How about Markdown and an Introduction to Parsing Expression Grammars (PEG) posted by cletus on his site cforcoding?

ANTLR seems like a good place to start for natural language processing. I'm no expert though.

Broad question, but I certainly think that a knowledge of finite state automata and hidden Markov models would be useful. That requires knowledge of statistical learning, Bayesian parameter estimation, and entropy.

Latent semantic indexing is a commonly yet recently used tool in many machine learning problems. Some of the methods are rather easy to understand. There are a bunch of potential basic projects.

Find co-occurrences in text corpora for document/paragraph/sentence clustering.
Classify the mood of a text corpus.
Automatically annotate or summarize a document.
Find relationships among separate documents to automatically generate a "graph" among the documents.

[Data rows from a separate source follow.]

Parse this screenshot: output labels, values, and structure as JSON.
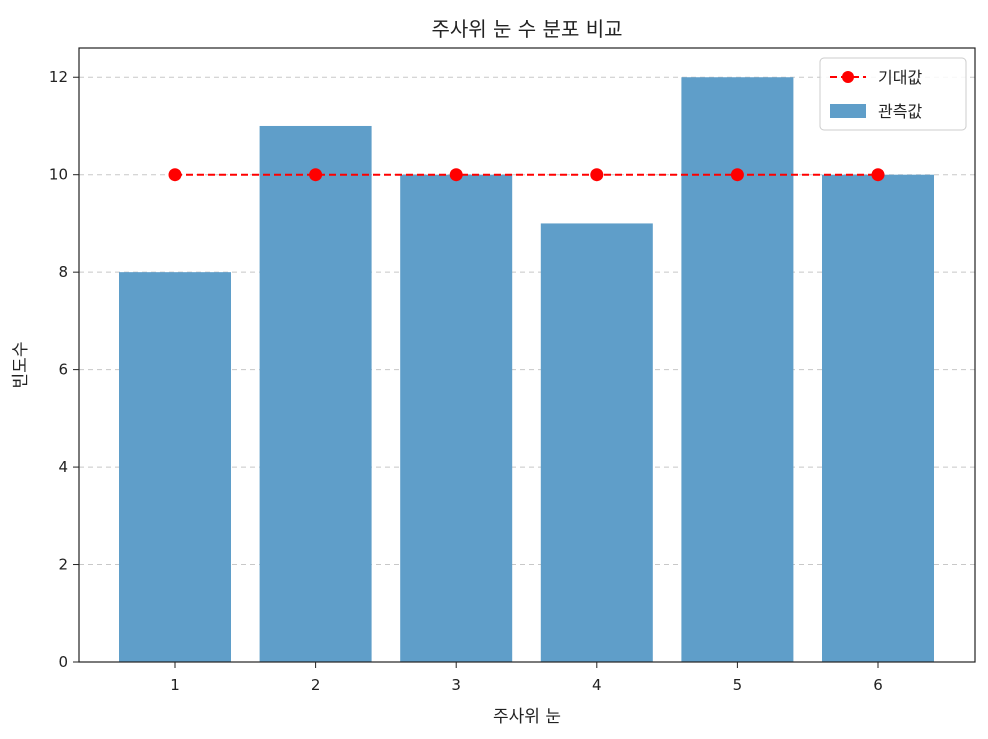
{
  "chart_data": {
    "type": "bar",
    "title": "주사위 눈 수 분포 비교",
    "xlabel": "주사위 눈",
    "ylabel": "빈도수",
    "categories": [
      "1",
      "2",
      "3",
      "4",
      "5",
      "6"
    ],
    "ylim": [
      0,
      12.6
    ],
    "yticks": [
      0,
      2,
      4,
      6,
      8,
      10,
      12
    ],
    "grid": "y-dashed",
    "legend_position": "top-right",
    "series": [
      {
        "name": "관측값",
        "type": "bar",
        "color": "#5f9ec9",
        "values": [
          8,
          11,
          10,
          9,
          12,
          10
        ]
      },
      {
        "name": "기대값",
        "type": "line",
        "style": "dashed",
        "marker": "circle",
        "color": "#ff0000",
        "values": [
          10,
          10,
          10,
          10,
          10,
          10
        ]
      }
    ]
  }
}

EDIT: Nonnegative matrix factorization (NMF) is a tool that has grown considerably in popularity due to its simplicity and effectiveness. It's easy to understand. I currently research the use of NMF for music information retrieval; NMF has shown to be useful for latent semantic indexing of text corpora, as well. Here is one paper. PDF

Prolog will only help them academically it is also limited for logic constraints and semantic NLP based work. Prolog is not yet an industry friendly language so not yet practical in real-world. And, matlab also is an academic based tool unless they are doing a lot of scientific or quants based work they wouldn't really have much need for it. To start of they might want to pick up the 'Norvig' book and enter the world of AI get a grounding in all the areas. Understand some basic probability, statistics, databases, os, datastructures, and most likely an understanding and experience with a programming language. They need to be able to prove to themselves why AI techniques work and where they don't. Then look to specific areas like machine learning and NLP in further detail. In fact, the norvig book sources references after every chapter so they already have a lot of further reading available. There are a lot of reference material available for them over internet, books, journal papers for guidance. Don't just read the book try to build tools in a programming language then extrapolate 'meaningful' results. Did the learning algorithm actually learn as expected, if it didn't why was this the case, how could it be fixed.